Dumping mixed garbage, not the responsible way

Dumping mixed garbage, not the responsible way

Poor waste management strategies have led to bulk of the waste generated in the city go directly to the landfills

Dumping mixed garbage, not the responsible way to a clean city

The strike by the Pourakarmikas might have been resolved for now. But it has brought to the fore serious gaps in the city’s waste management system. Garbage blackspots are just one sign of how the BBMP’s efforts at ensuring segregation of wet and dry wastes have floundered.

In some parts of the city, segregation has taken effect to some extent as citizens themselves insist on it. But there is a general lack of accountability in other places, where garbage is dumped at street corners and left to rot.
According to Gopika, a resident of Indiranagar, CCTV cameras were installed to beat the problem of dumping. “Since people started dumping waste at the corners of random streets, the Palike’s solution was to install cameras. I do not know if the cameras even work. But people continued to throw garbage, though to be careful, they started doing this with their faces covered,” she says.

To protect their identity, many prefer to dump the garbage bags during the night or early mornings.
Nayeera Nausheen, a resident of Jayanagar, helplessly confides that she participates in the dumping as well. But she has an excuse: Pourakarmikas do not go from house to house to collect the garbage every morning, even though the BBMP insists on the segregation of waste.

Nayeera explains, “There is a specific place where everyone dumps the garbage. The people come to collect the waste once everyday, though there is absolutely no segregation. They dump everything into one truck.”

In some areas, people are more responsible, where they themselves insist on proper segregation and collection of the waste. “But the people in my locality are more lenient. They themselves dump the garbage. It is a circle. “The BBMP collects the dumped garbage everyday, and by night, the pile is back,” she elaborates.

Some main roads have also become dumpyards, causing big problems to traffic and pedestrians. Aradhana, who frequents the Adugodi main road, complains about the garbage pile next to the bus stop: “It was a huge inconvenience to people like me who use the bus stop everyday. Because of the waste dump, cows started gathering there. But recently, the muck has been cleared. I hope that the place remains clean, at least for a while.”
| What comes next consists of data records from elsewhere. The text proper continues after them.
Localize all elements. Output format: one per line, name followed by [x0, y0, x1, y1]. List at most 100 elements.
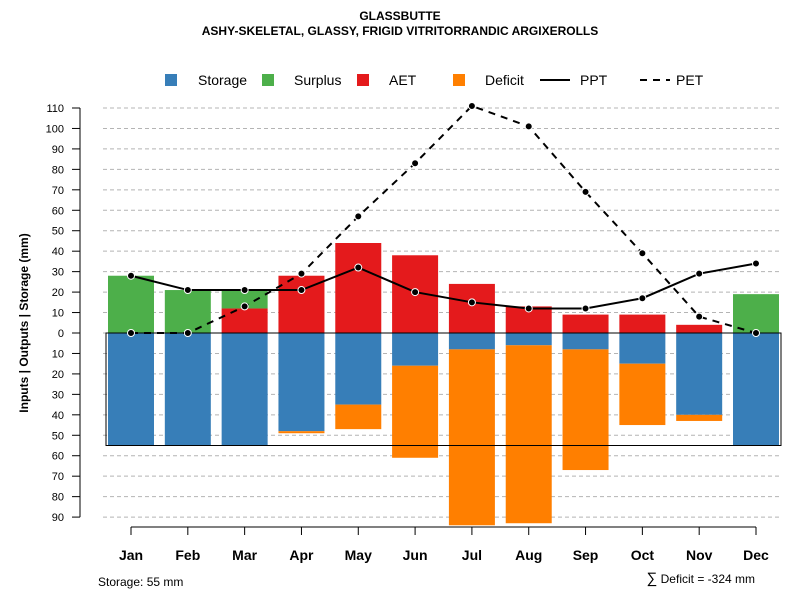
- legend-label-ppt: PPT: [580, 72, 608, 88]
- ppt-point: [524, 304, 533, 313]
- deficit-note-text: Deficit = -324 mm: [660, 572, 755, 586]
- storage-bar: [108, 333, 154, 446]
- storage-bar: [733, 333, 779, 446]
- y-tick-label: 50: [52, 226, 64, 238]
- aet-bar: [221, 308, 268, 333]
- ppt-line: [130, 262, 757, 310]
- y-tick-label: 110: [46, 103, 64, 115]
- x-tick-label: Feb: [175, 547, 200, 563]
- deficit-bar: [505, 345, 552, 524]
- storage-capacity-box: [105, 332, 782, 446]
- axes: 1101009080706050403020100102030405060708…: [17, 103, 769, 563]
- aet-bar: [562, 314, 609, 333]
- deficit-bar: [278, 431, 325, 434]
- line-series: [127, 101, 760, 337]
- legend-label-aet: AET: [389, 72, 417, 88]
- surplus-bar: [221, 290, 268, 309]
- y-tick-label: 100: [46, 123, 64, 135]
- y-tick-label: 60: [52, 451, 64, 463]
- storage-bar: [392, 333, 439, 366]
- storage-bar: [164, 333, 211, 446]
- y-tick-label: 80: [52, 492, 64, 504]
- legend-swatch-aet: [357, 74, 369, 86]
- legend: Storage Surplus AET Deficit PPT PET: [165, 72, 704, 88]
- storage-bar: [505, 333, 552, 346]
- pet-line: [131, 104, 757, 334]
- storage-bar: [562, 333, 609, 350]
- sum-icon: ∑: [646, 570, 658, 587]
- y-tick-label: 20: [52, 287, 64, 299]
- y-tick-label: 90: [52, 144, 64, 156]
- ppt-point: [581, 304, 590, 313]
- storage-note: Storage: 55 mm: [98, 575, 184, 589]
- ppt-point: [183, 286, 192, 295]
- y-tick-label: 0: [58, 328, 64, 340]
- ppt-point: [127, 271, 135, 280]
- y-tick-label: 30: [52, 389, 64, 401]
- y-tick-label: 40: [52, 246, 64, 258]
- aet-bar: [448, 283, 495, 333]
- ppt-point: [411, 288, 420, 297]
- storage-bar: [221, 333, 268, 446]
- pet-point: [752, 329, 760, 337]
- ppt-point: [752, 259, 760, 268]
- x-tick-label: Jan: [119, 547, 143, 563]
- deficit-bar: [335, 404, 382, 430]
- legend-swatch-storage: [165, 74, 177, 86]
- y-tick-label: 50: [52, 430, 64, 442]
- ppt-point: [240, 286, 249, 295]
- x-tick-label: Nov: [686, 547, 713, 563]
- surplus-bar: [733, 294, 779, 333]
- legend-swatch-deficit: [453, 74, 465, 86]
- y-tick-label: 90: [52, 512, 64, 524]
- deficit-bar: [562, 349, 609, 471]
- y-tick-label: 70: [52, 185, 64, 197]
- legend-label-storage: Storage: [198, 72, 247, 88]
- pet-point: [581, 187, 590, 196]
- storage-bar: [278, 333, 325, 432]
- chart-subtitle: ASHY-SKELETAL, GLASSY, FRIGID VITRITORRA…: [201, 24, 599, 38]
- aet-bar: [619, 314, 666, 333]
- pet-point: [524, 122, 533, 131]
- pet-point: [411, 159, 420, 168]
- x-tick-label: May: [345, 547, 372, 563]
- ppt-point: [467, 298, 476, 307]
- x-tick-label: Aug: [515, 547, 542, 563]
- deficit-bar: [676, 414, 723, 421]
- y-tick-label: 20: [52, 369, 64, 381]
- storage-bar: [335, 333, 382, 405]
- x-tick-label: Oct: [631, 547, 655, 563]
- x-tick-label: Jul: [462, 547, 482, 563]
- surplus-bar: [164, 290, 211, 333]
- pet-point: [467, 101, 476, 110]
- ppt-point: [638, 294, 647, 303]
- y-tick-label: 30: [52, 267, 64, 279]
- deficit-bar: [392, 365, 439, 458]
- y-tick-label: 10: [52, 348, 64, 360]
- pet-point: [297, 269, 306, 278]
- x-tick-label: Dec: [743, 547, 769, 563]
- x-tick-label: Jun: [403, 547, 428, 563]
- deficit-bar: [619, 363, 666, 426]
- pet-point: [638, 249, 647, 258]
- ppt-point: [695, 269, 704, 278]
- legend-swatch-surplus: [262, 74, 274, 86]
- legend-label-deficit: Deficit: [485, 72, 524, 88]
- aet-bar: [335, 243, 382, 333]
- aet-bar: [676, 324, 723, 333]
- storage-bar: [676, 333, 723, 415]
- y-tick-label: 10: [52, 308, 64, 320]
- y-tick-label: 60: [52, 205, 64, 217]
- pet-point: [354, 212, 363, 221]
- y-tick-label: 70: [52, 471, 64, 483]
- legend-label-surplus: Surplus: [294, 72, 341, 88]
- ppt-point: [354, 263, 363, 272]
- storage-bar: [619, 333, 666, 364]
- x-tick-label: Mar: [232, 547, 257, 563]
- pet-point: [127, 329, 135, 337]
- aet-bar: [278, 275, 325, 333]
- legend-label-pet: PET: [676, 72, 704, 88]
- x-tick-label: Apr: [289, 547, 314, 563]
- storage-bar: [448, 333, 495, 350]
- y-tick-label: 40: [52, 410, 64, 422]
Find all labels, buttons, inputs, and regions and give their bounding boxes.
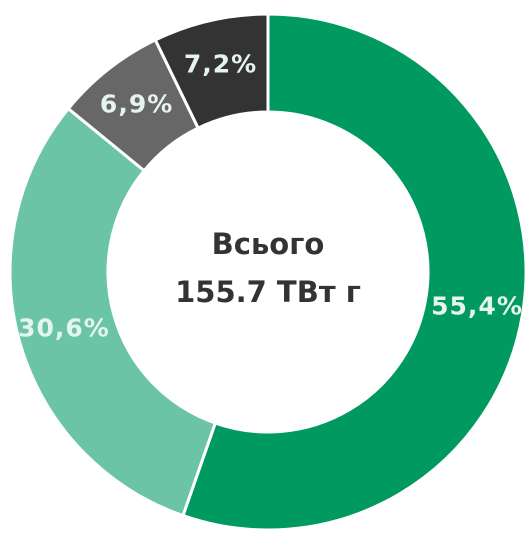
donut-segment [8, 106, 218, 518]
donut-segment [153, 12, 270, 131]
value-label: 30,6% [18, 313, 110, 342]
value-label: 7,2% [184, 49, 257, 78]
value-label: 6,9% [100, 90, 173, 119]
value-label: 55,4% [431, 291, 523, 320]
center-text: Всього [212, 227, 325, 261]
center-text: 155.7 ТВт г [175, 275, 361, 309]
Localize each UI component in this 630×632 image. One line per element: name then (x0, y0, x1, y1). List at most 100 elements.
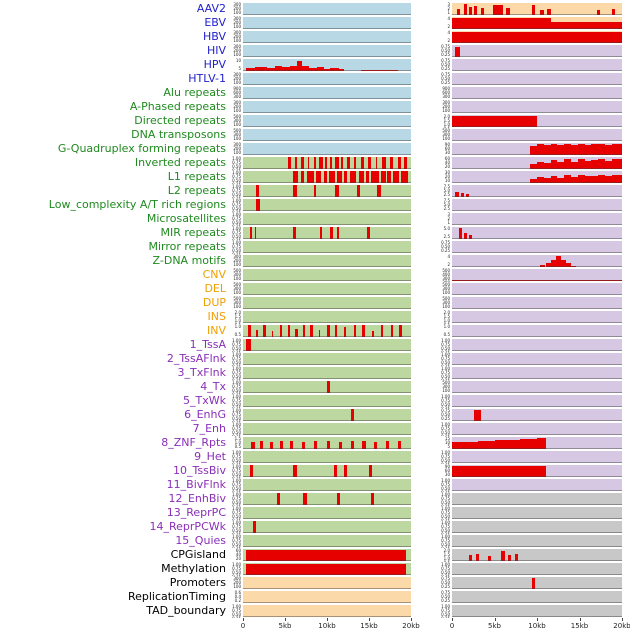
y-tick-label: 4 (447, 30, 450, 35)
column-spacer (411, 72, 435, 86)
data-bar (328, 171, 336, 183)
data-bar (310, 325, 313, 337)
y-tick-label: 1.00 (441, 450, 450, 455)
y-tick-label: 0.50 (441, 486, 450, 491)
data-bar (246, 339, 252, 351)
y-tick-label: 0.75 (232, 160, 241, 165)
y-tick-label: 0.25 (232, 183, 241, 185)
y-axis-ticks: 500 300 100 (435, 296, 452, 310)
y-axis-ticks: 60 40 20 (435, 156, 452, 170)
data-bar (486, 440, 495, 449)
y-axis-ticks: 0.6 0.4 0.2 (226, 590, 243, 604)
y-tick-label: 0.25 (441, 435, 450, 437)
column-spacer (411, 58, 435, 72)
column-spacer (411, 338, 435, 352)
data-bar (370, 171, 380, 183)
data-bar (469, 555, 473, 561)
data-bar (293, 227, 296, 239)
y-tick-label: 3 (447, 212, 450, 217)
y-tick-label: 1.00 (232, 506, 241, 511)
y-tick-label: 1.5 (443, 118, 450, 123)
track-panel-left (243, 241, 411, 253)
y-tick-label: 0.50 (441, 580, 450, 585)
data-bar (330, 227, 333, 239)
column-spacer (411, 366, 435, 380)
y-tick-label: 0.50 (441, 62, 450, 67)
y-tick-label: 0.75 (232, 216, 241, 221)
y-tick-label: 0.25 (441, 547, 450, 549)
y-tick-label: 0.50 (232, 346, 241, 351)
column-spacer (411, 114, 435, 128)
y-tick-label: 4 (447, 16, 450, 21)
y-axis-ticks: 1.000.750.500.25 (226, 394, 243, 409)
y-tick-label: 100 (442, 388, 450, 393)
y-tick-label: 0.75 (232, 524, 241, 529)
data-bar (347, 157, 350, 169)
track-panel-right (452, 227, 622, 239)
data-bar (337, 493, 341, 505)
y-tick-label: 0.25 (441, 598, 450, 603)
track-row: TAD_boundary1.000.750.500.251.000.750.50… (0, 604, 630, 618)
y-tick-label: 0.25 (232, 393, 241, 395)
y-tick-label: 0.75 (232, 244, 241, 249)
data-bar (514, 553, 519, 561)
y-tick-label: 200 (442, 104, 450, 109)
column-spacer (411, 142, 435, 156)
y-tick-label: 0.75 (232, 566, 241, 571)
data-bar (469, 235, 473, 239)
data-bar (335, 157, 339, 169)
track-panel-right (452, 213, 622, 225)
y-tick-label: 500 (442, 282, 450, 287)
y-tick-label: 1.0 (443, 556, 450, 561)
data-bar (323, 171, 327, 183)
y-tick-label: 200 (442, 281, 450, 283)
data-bar (469, 6, 473, 15)
y-tick-label: 0.75 (232, 398, 241, 403)
data-bar (353, 325, 356, 337)
track-panel-right (452, 87, 622, 99)
y-tick-label: 90 (444, 464, 450, 469)
y-tick-label: 5.0 (443, 202, 450, 207)
y-tick-label: 0.25 (232, 169, 241, 171)
y-axis-ticks: 500 300 100 (226, 282, 243, 296)
track-panel-right (452, 353, 622, 365)
track-panel-left (243, 353, 411, 365)
data-bar (246, 549, 406, 561)
track-panel-left (243, 465, 411, 477)
data-bar (306, 171, 314, 183)
track-panel-left (243, 521, 411, 533)
track-panel-right (452, 255, 622, 267)
y-tick-label: 5.0 (443, 188, 450, 193)
x-tick-label: 10kb (318, 622, 336, 630)
data-bar (323, 68, 331, 71)
y-tick-label: 0.50 (232, 486, 241, 491)
track-row: HTLV-1 300 200 100 0.75 0.50 0.25 (0, 72, 630, 86)
track-panel-right (452, 143, 622, 155)
row-label: CPGisland (170, 548, 226, 561)
y-axis-ticks: 300 200 100 (226, 576, 243, 590)
data-bar (550, 22, 622, 29)
data-bar (540, 9, 544, 15)
data-bar (584, 161, 592, 169)
y-tick-label: 500 (442, 128, 450, 133)
column-spacer (411, 100, 435, 114)
track-row: AAV2 300 200 100 3 2 1 (0, 2, 630, 16)
track-row: ReplicationTiming 0.6 0.4 0.2 0.75 0.50 0.25 (0, 590, 630, 604)
y-tick-label: 300 (233, 576, 241, 581)
track-panel-right (452, 59, 622, 71)
y-axis-ticks: 7.5 5.0 2.5 (435, 198, 452, 212)
y-tick-label: 0.75 (441, 538, 450, 543)
data-bar (274, 66, 282, 71)
y-tick-label: 0.50 (441, 528, 450, 533)
track-panel-left (243, 367, 411, 379)
y-tick-label: 0.25 (232, 365, 241, 367)
row-label: Methylation (161, 562, 226, 575)
data-bar (387, 171, 391, 183)
y-tick-label: 0.75 (232, 384, 241, 389)
data-bar (301, 441, 306, 449)
y-tick-label: 0.25 (441, 519, 450, 521)
track-row: G-Quadruplex forming repeats 300 200 100 90 6… (0, 142, 630, 156)
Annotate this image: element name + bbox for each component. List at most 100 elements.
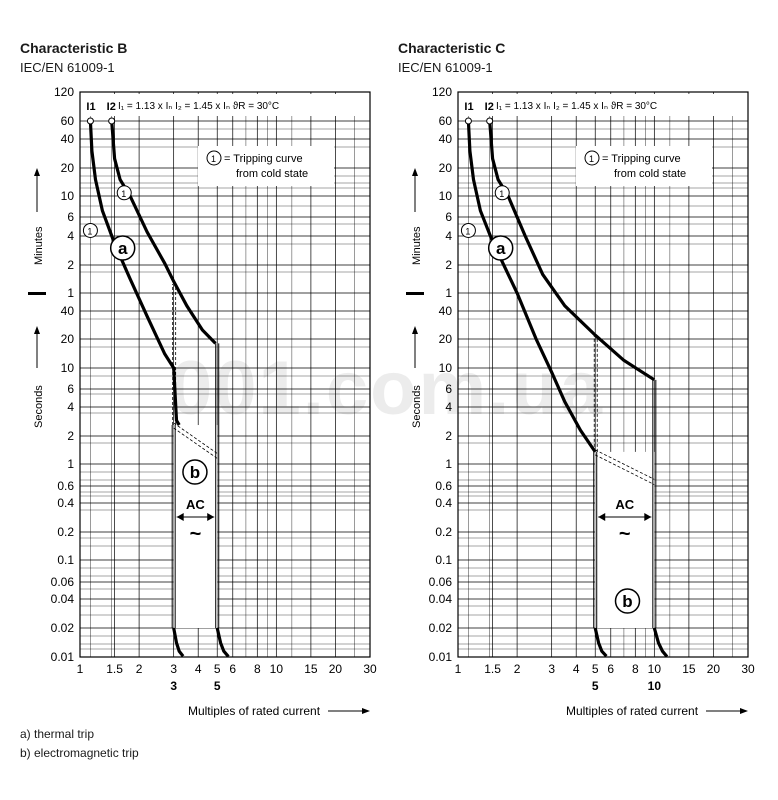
- x-range-mark: 5: [592, 679, 599, 693]
- note-box: [576, 146, 712, 186]
- y-tick-label-seconds: 0.01: [51, 650, 75, 664]
- y-axis-label-seconds: Seconds: [33, 385, 45, 428]
- x-tick-label: 4: [195, 662, 202, 676]
- x-tick-label: 2: [136, 662, 143, 676]
- chart-1-plot: I₁ = 1.13 x Iₙ I₂ = 1.45 x Iₙ ϑR = 30°CI…: [406, 85, 755, 718]
- y-axis-label-seconds: Seconds: [411, 385, 423, 428]
- ac-arrowhead-right: [644, 513, 652, 521]
- y-arrowhead-seconds: [34, 326, 40, 334]
- region-b-circle: [614, 588, 641, 614]
- y-tick-label-minutes: 120: [432, 85, 452, 99]
- x-tick-label: 30: [741, 662, 755, 676]
- cold-state-marker: [460, 222, 476, 238]
- chart-b-subtitle: IEC/EN 61009-1: [20, 60, 115, 75]
- y-tick-label-seconds: 0.01: [429, 650, 453, 664]
- y-tick-label-minutes: 40: [439, 132, 453, 146]
- x-tick-label: 1.5: [484, 662, 501, 676]
- x-tick-label: 1: [455, 662, 462, 676]
- cold-state-marker-number: 1: [121, 189, 126, 199]
- x-tick-label: 2: [514, 662, 521, 676]
- y-tick-label-minutes: 2: [67, 258, 74, 272]
- x-axis-label: Multiples of rated current: [188, 704, 321, 718]
- i2-label: I2: [107, 101, 116, 113]
- x-tick-label: 10: [270, 662, 284, 676]
- plot-frame: [79, 91, 371, 658]
- ac-arrowhead-left: [598, 513, 606, 521]
- x-tick-label: 15: [304, 662, 318, 676]
- y-tick-label-seconds: 0.04: [429, 592, 453, 606]
- x-range-mark: 3: [170, 679, 177, 693]
- series-upper-thermal: [110, 120, 217, 345]
- series-lower-thermal: [466, 120, 597, 453]
- series-lower-instantaneous: [593, 627, 608, 658]
- cold-state-marker: [494, 185, 510, 201]
- y-axis-label-minutes: Minutes: [411, 226, 423, 265]
- ac-arrowhead-left: [176, 513, 184, 521]
- y-tick-label-minutes: 2: [445, 258, 452, 272]
- y-tick-label-seconds: 20: [439, 332, 453, 346]
- x-tick-label: 1: [77, 662, 84, 676]
- i2-point: [486, 117, 494, 125]
- dashed-extension: [173, 427, 218, 459]
- y-tick-label-minutes: 10: [439, 189, 453, 203]
- dashed-extension: [173, 422, 218, 454]
- y-tick-label-minutes: 20: [61, 161, 75, 175]
- unit-separator: [28, 292, 46, 295]
- plot-frame: [457, 91, 749, 658]
- chart-c-subtitle: IEC/EN 61009-1: [398, 60, 493, 75]
- x-range-mark: 10: [648, 679, 662, 693]
- dashed-extension: [595, 454, 655, 485]
- y-tick-label-seconds: 0.04: [51, 592, 75, 606]
- y-tick-label-minutes: 60: [61, 114, 75, 128]
- note-marker-circle: [584, 150, 600, 166]
- header-label: I₁ = 1.13 x Iₙ I₂ = 1.45 x Iₙ ϑR = 30°C: [118, 101, 279, 112]
- i1-label: I1: [464, 101, 473, 113]
- note-line-2: from cold state: [236, 168, 308, 180]
- ac-symbol: ~: [619, 523, 631, 545]
- series-lower-thermal: [88, 120, 181, 426]
- x-tick-label: 5: [592, 662, 599, 676]
- y-tick-label-seconds: 10: [61, 361, 75, 375]
- chart-c-title: Characteristic C: [398, 40, 506, 56]
- i1-point: [464, 117, 472, 125]
- y-tick-label-seconds: 2: [445, 429, 452, 443]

While some people become part of the problem, there are also others who take active interest in being more responsible. Gita T, a resident of Ittamadu main road, says that according to the rules, dry waste collection should happen once a week and wet waste on alternate days. More often than not, the wastes do not get segregated during the collection, as some residents themselves are not very particular.

To address this, Gita took the matter into her own hands. “When I noticed this, I decided to personally put the wet waste of our home in a pot full of mud to create manure for our plants. I have been keen on gardening a lot and have stated using home-made manure.”

Following the same responsible path is Smitha Sreelal, who lives in an apartment. “Though the BBMP insists on segregating the waste, they did not follow the rules themselves. So, a few residents from the apartment took it upon ourselves to give notices to people and giving bags to segregate the waste,” she explains.

These residents enlisted the help of Hasiru Dala, who were very helpful in collecting the segregated waste. “What we did was this: We insisted that people segregate the waste. If they did not, we did not collect their waste that day. It is important to be clean and responsible.”

Now, they have a system in their apartment where each floor has a person who checks the segregated waste each day. “It might seem like a lot of unnecessary work, but we are happy to do it. The BBMP did not come through with their promise of cleanliness. Someone has to do it,” she says with much pride.